Retiré à Beaumont, "c'était là, raconte l'abbé Pierre le Vénérable dans son Livre des Miracles, et vers le temps de Noël, que notre vénérable Gérard s'appliquait à l'étude. Le jour de la fête de la Circoncision du Seigneur, après avoir célébré dévotement l'office de la nuit, il se proposait de célébrer celui du jour avec plus de ferveur. Encore revêtu des habits sacerdotaux, et l'âme pénétrée d'amour et de foi, il s'avance à l'autel pour offrir l'auguste sacrifice. Après avoir achevé la prière du Canon, prononcé les paroles divines et changé 

la substance du vin et du pain au sang et au corps de Jésus-Christ, il tourna un peu, avant l'Oraison dominicale, les yeux vers les saintes Espèces. Alors, il ne vit plus la formule du pain qu'il avait placé sur l'autel, mais à s place un petit enfant qui lui tendait les bras. Effrayé et troublé par cette vision, Gérard admirait en tremblant ce spectacle extraordinaire et céleste... Pendant qu'il considérait ce prodige, jetant les yeux sur l'un des côtés de l'autel, il vit une femme d'une beauté parfaite. C'était la bienheureuse Vierge, mère de ce divin enfant qu'elle regardait avec regret et en même temps avec la tendre sollicitude d'une mère. A côté d'elle était un ange, assistant avec Marie à l'auguste sacrifice. Je ne puis redire, et Gérard lui-même n'a pu exprimer quelle joie, quel trouble, quelle sainte frayeur il éprouvait alors, ni avec quels transports son coeur et sa chair tressaillaient en présence du Dieu vivant, mais souvent, il m'a rappelé les paroles que lui adressa cet ange : "Pourquoi vous étonner, lui dit-il. Cet enfant vous voyez gouverne le Ciel et la Terre !" Ensuite, la vision disparut. Gérard ne vit plus sur l'autel que les saintes espèces et il acheva le sacrifice en se nourrissant de ce même corps qu'il avait mérité de voir de ses propres yeux".

Le Portail

 

 

 

L'humble mais néanmoins délicat portail roman de l'église est en plein cintre, sans tympan mais avec un arc retombant sur des pieds-droits. Son archivolte, ornée d'un rang de feuilles d'acanthes, retombe sur deux tailloirs ornés de billettes formant un damier, soutenus par deux chapiteaux reposant sur de fines colonnes. Les chapiteaux sont ornés de personnages et d'animaux.

 

Les détails de ce portail comportent de nombreuses traces de polychromie qui donnent une idée de l'éclat coloré de ces éléments décoratifs.

 

 

 

Le Choeur

 

Primitivement de plan basilical avec une voûte en plein cintre, deux collatéraux et une abside semi-circulaire, l'église fut incendiée pendant les guerres de religion. On remplaça les voûtes par une charpente lambrisée et l'on fit probablement disparaître, à cette époque, les piliers devenus inutiles et l'on édifia le choeur gothique à chevet plat.

 

Cet espace est éclairé par une grande verrière à meneaux ornée d'un vitrail du XIXème siècle représentant la Vierge couronnée portant son Enfant entourée de sainte Anne et de saint Joseph. La clef de voûte présente le Christ en gloire, assis sur un arc en ciel et entouré d'anges musiciens. 

 

Une pierre tombale circulaire (la défunte est donc inhumée debout) porte l'inscription gravée autour d'un écusson : "Cy-gist Regnée de Préfontaine, fille de Jehan de Préfontaine et de Ctherine de Tavannes, dame de Varchamps, de la Coulonne et de Beaumont en partie, laquelle mourut en septembre 1527".

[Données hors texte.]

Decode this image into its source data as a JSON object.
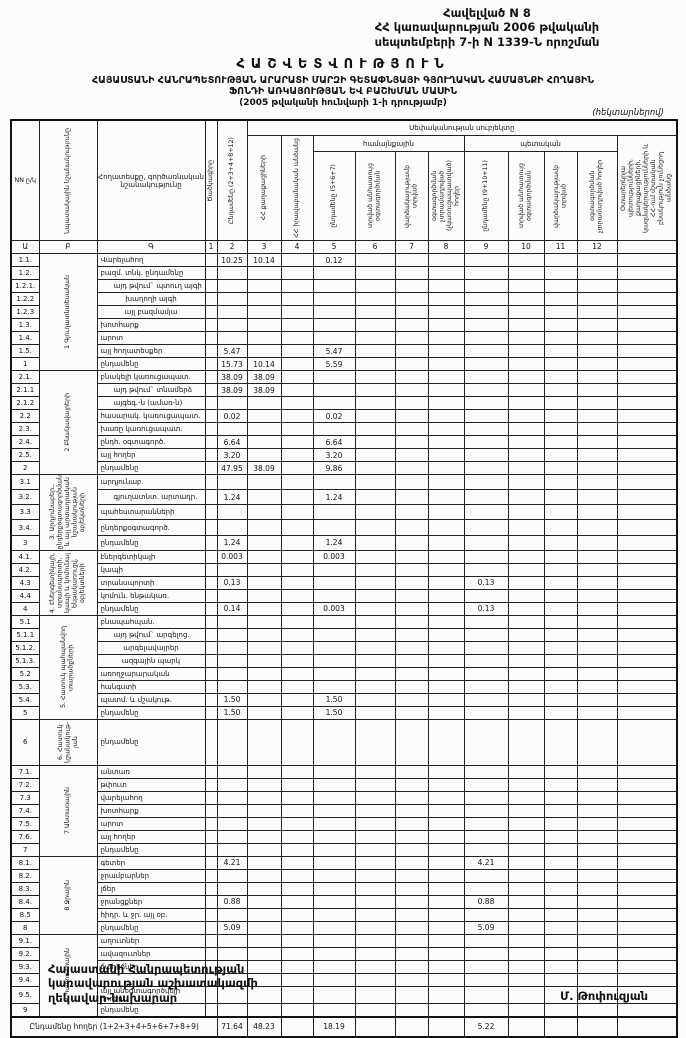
{
  "page": {
    "appendix_line1": "Հավելված N 8",
    "appendix_line2": "ՀՀ կառավարության 2006 թվականի",
    "appendix_line3": "սեպտեմբերի 7-ի  N 1339-Ն որոշման",
    "title": "ՀԱՇՎԵՏՎՈՒԹՅՈՒՆ",
    "subtitle1": "ՀԱՅԱՍՏԱՆԻ ՀԱՆՐԱՊԵՏՈՒԹՅԱՆ ԱՐԱՐԱՏԻ ՄԱՐԶԻ ԳԵՏԱՓՆՅԱՅԻ ԳՅՈՒՂԱԿԱՆ ՀԱՄԱՅՆՔԻ ՀՈՂԱՅԻՆ",
    "subtitle2": "ՖՈՆԴԻ ԱՌԿԱՅՈՒԹՅԱՆ ԵՎ ԲԱՇԽՄԱՆ ՄԱՍԻՆ",
    "subtitle3": "(2005 թվականի հունվարի 1-ի դրությամբ)",
    "units_note": "(հեկտարներով)"
  },
  "table": {
    "headers": {
      "num": "NN ը/կ",
      "section": "Նպատակային նշանակությունը",
      "land_type": "Հողատեսքը, գործառնական նշանակությունը",
      "code": "Ծածկագիրը",
      "col1": "Ընդամենը (2+3+4+8+12)",
      "ownership_banner": "Սեփականության սուբյեկտը",
      "col2": "ՀՀ քաղաքացիների",
      "col3": "ՀՀ իրավաբանական անձանց",
      "communal": "համայնքային",
      "state": "պետական",
      "col4": "ընդամենը (5+6+7)",
      "col5": "տրված անհատույց օգտագործման",
      "col6": "վարձակալությամբ տրված",
      "col7": "օգտագործման չտրամադրված (չկառուցապատված) հողեր",
      "col8": "ընդամենը (9+10+11)",
      "col9": "տրված անհատույց օգտագործման",
      "col10": "վարձակալությամբ տրված",
      "col11": "օգտագործման չտրամադրված հողեր",
      "col12": "Օտարերկրյա պետությունների, քաղաքացիների, կազմակերպությունների և ՀՀ-ում մշտական բնակություն չունեցող անձանց"
    },
    "col_numbers": [
      "Ա",
      "Բ",
      "Գ",
      "1",
      "2",
      "3",
      "4",
      "5",
      "6",
      "7",
      "8",
      "9",
      "10",
      "11",
      "12"
    ],
    "sections": [
      {
        "label": "1 Գյուղատնտեսական",
        "rows": [
          {
            "num": "1.1.",
            "label": "Վարելահող",
            "vals": {
              "1": "10.25",
              "2": "10.14",
              "4": "0.12"
            }
          },
          {
            "num": "1.2.",
            "label": "բազմ. տնկ. ընդամենը",
            "vals": {}
          },
          {
            "num": "1.2.1.",
            "label": "այդ թվում` պտուղ այգի",
            "indent": 1,
            "vals": {}
          },
          {
            "num": "1.2.2",
            "label": "խաղողի այգի",
            "indent": 2,
            "vals": {}
          },
          {
            "num": "1.2.3",
            "label": "այլ բազմամյա",
            "indent": 2,
            "vals": {}
          },
          {
            "num": "1.3.",
            "label": "խոտհարք",
            "vals": {}
          },
          {
            "num": "1.4.",
            "label": "արոտ",
            "vals": {}
          },
          {
            "num": "1.5.",
            "label": "այլ հողատեսքեր",
            "vals": {
              "1": "5.47",
              "4": "5.47"
            }
          },
          {
            "num": "1",
            "label": "ընդամենը",
            "vals": {
              "1": "15.73",
              "2": "10.14",
              "4": "5.59"
            }
          }
        ]
      },
      {
        "label": "2 Բնակավայրերի",
        "rows": [
          {
            "num": "2.1.",
            "label": "բնակելի կառուցապատ.",
            "vals": {
              "1": "38.09",
              "2": "38.09"
            }
          },
          {
            "num": "2.1.1",
            "label": "այդ թվում` տնամերձ",
            "indent": 1,
            "vals": {
              "1": "38.09",
              "2": "38.09"
            }
          },
          {
            "num": "2.1.2",
            "label": "այգեգ.-ն (ամառ-ն)",
            "indent": 1,
            "vals": {}
          },
          {
            "num": "2.2",
            "label": "հասարակ. կառուցապատ.",
            "vals": {
              "1": "0.02",
              "4": "0.02"
            }
          },
          {
            "num": "2.3.",
            "label": "խառը կառուցապատ.",
            "vals": {}
          },
          {
            "num": "2.4.",
            "label": "ընդհ. օգտագործ.",
            "vals": {
              "1": "6.64",
              "4": "6.64"
            }
          },
          {
            "num": "2.5.",
            "label": "այլ հողեր",
            "vals": {
              "1": "3.20",
              "4": "3.20"
            }
          },
          {
            "num": "2",
            "label": "ընդամենը",
            "vals": {
              "1": "47.95",
              "2": "38.09",
              "4": "9.86"
            }
          }
        ]
      },
      {
        "label": "3. Արդյունաբեր., ընդերքօգտագործման և այլ արտադրական նշանակության օբյեկտների",
        "rows": [
          {
            "num": "3.1",
            "label": "արդյունաբ.",
            "vals": {}
          },
          {
            "num": "3.2.",
            "label": "գյուղատնտ. արտադր.",
            "indent": 1,
            "vals": {
              "1": "1.24",
              "4": "1.24"
            }
          },
          {
            "num": "3.3",
            "label": "պահեստարանների",
            "vals": {}
          },
          {
            "num": "3.4.",
            "label": "ընդերքօգտագործ.",
            "vals": {}
          },
          {
            "num": "3",
            "label": "ընդամենը",
            "vals": {
              "1": "1.24",
              "4": "1.24"
            }
          }
        ]
      },
      {
        "label": "4. Էներգետիկայի, տրանսպորտի, կապի և կոմունալ ենթակառուցվ. օբյեկտների",
        "rows": [
          {
            "num": "4.1.",
            "label": "էներգետիկայի",
            "vals": {
              "1": "0.003",
              "4": "0.003"
            }
          },
          {
            "num": "4.2.",
            "label": "կապի",
            "vals": {}
          },
          {
            "num": "4.3",
            "label": "տրանսպորտի",
            "vals": {
              "1": "0.13",
              "8": "0.13"
            }
          },
          {
            "num": "4.4",
            "label": "կոմուն. ենթակառ.",
            "vals": {}
          },
          {
            "num": "4",
            "label": "ընդամենը",
            "vals": {
              "1": "0.14",
              "4": "0.003",
              "8": "0.13"
            }
          }
        ]
      },
      {
        "label": "5. Հատուկ պահպանվող տարածքների",
        "rows": [
          {
            "num": "5.1",
            "label": "բնապահպան.",
            "vals": {}
          },
          {
            "num": "5.1.1",
            "label": "այդ թվում` արգելոց.",
            "indent": 1,
            "vals": {}
          },
          {
            "num": "5.1.2.",
            "label": "արգելավայրեր",
            "indent": 2,
            "vals": {}
          },
          {
            "num": "5.1.3.",
            "label": "ազգային պարկ",
            "indent": 2,
            "vals": {}
          },
          {
            "num": "5.2",
            "label": "առողջարարական",
            "vals": {}
          },
          {
            "num": "5.3.",
            "label": "հանգստի",
            "vals": {}
          },
          {
            "num": "5.4.",
            "label": "պատմ. և մշակութ.",
            "vals": {
              "1": "1.50",
              "4": "1.50"
            }
          },
          {
            "num": "5",
            "label": "ընդամենը",
            "vals": {
              "1": "1.50",
              "4": "1.50"
            }
          }
        ]
      },
      {
        "label": "6. Հատուկ նշանակութ-յան",
        "rows": [
          {
            "num": "6",
            "label": "ընդամենը",
            "tall": 46,
            "vals": {}
          }
        ]
      },
      {
        "label": "7 Անտառային",
        "rows": [
          {
            "num": "7.1.",
            "label": "անտառ",
            "vals": {}
          },
          {
            "num": "7.2.",
            "label": "թփուտ",
            "vals": {}
          },
          {
            "num": "7.3",
            "label": "վարելահող",
            "vals": {}
          },
          {
            "num": "7.4.",
            "label": "խոտհարք",
            "vals": {}
          },
          {
            "num": "7.5.",
            "label": "արոտ",
            "vals": {}
          },
          {
            "num": "7.6.",
            "label": "այլ հողեր",
            "vals": {}
          },
          {
            "num": "7",
            "label": "ընդամենը",
            "vals": {}
          }
        ]
      },
      {
        "label": "8 Ջրային",
        "rows": [
          {
            "num": "8.1.",
            "label": "գետեր",
            "vals": {
              "1": "4.21",
              "8": "4.21"
            }
          },
          {
            "num": "8.2.",
            "label": "ջրամբարներ",
            "vals": {}
          },
          {
            "num": "8.3.",
            "label": "լճեր",
            "vals": {}
          },
          {
            "num": "8.4.",
            "label": "ջրանցքներ",
            "vals": {
              "1": "0.88",
              "8": "0.88"
            }
          },
          {
            "num": "8.5",
            "label": "հիդր. և ջր. այլ օբ.",
            "vals": {}
          },
          {
            "num": "8",
            "label": "ընդամենը",
            "vals": {
              "1": "5.09",
              "8": "5.09"
            }
          }
        ]
      },
      {
        "label": "9 Պահուստային",
        "rows": [
          {
            "num": "9.1.",
            "label": "աղուտներ",
            "vals": {}
          },
          {
            "num": "9.2.",
            "label": "ավազուտներ",
            "vals": {}
          },
          {
            "num": "9.3.",
            "label": "ճահիճներ",
            "vals": {}
          },
          {
            "num": "9.4.",
            "label": "",
            "vals": {}
          },
          {
            "num": "9.5.",
            "label": "այլ անօգտագործվելի հողեր",
            "vals": {}
          },
          {
            "num": "9",
            "label": "ընդամենը",
            "vals": {}
          }
        ]
      }
    ],
    "total_row": {
      "label": "Ընդամենը հողեր (1+2+3+4+5+6+7+8+9)",
      "vals": {
        "1": "71.64",
        "2": "48.23",
        "4": "18.19",
        "8": "5.22"
      }
    }
  },
  "footer": {
    "line1": "Հայաստանի Հանրապետության",
    "line2": "կառավարության աշխատակազմի",
    "line3": "ղեկավար-նախարար",
    "signature": "Մ. Թոփուզյան"
  }
}
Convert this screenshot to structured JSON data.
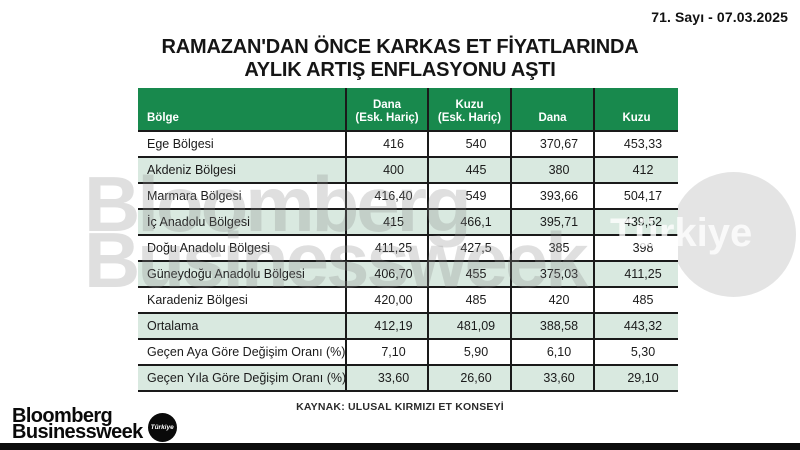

Les fonts baptismaux ont été réalisés a partir des vestiges d'un monument funéraire de René d'amoncourt, abbé de La Ferté au XVIème siècle. Le pilier hexagonal est garni d'un double rang de niches dans lesquelles étaient placées des statuettes en haut-relief représentant des personnages tenant des phylactères.

 

Sur la paroi, une gloire de stuc met en scène la colombe de l'Esprit-Saint jaillissant des nuées célestes avec trois anges polychromes.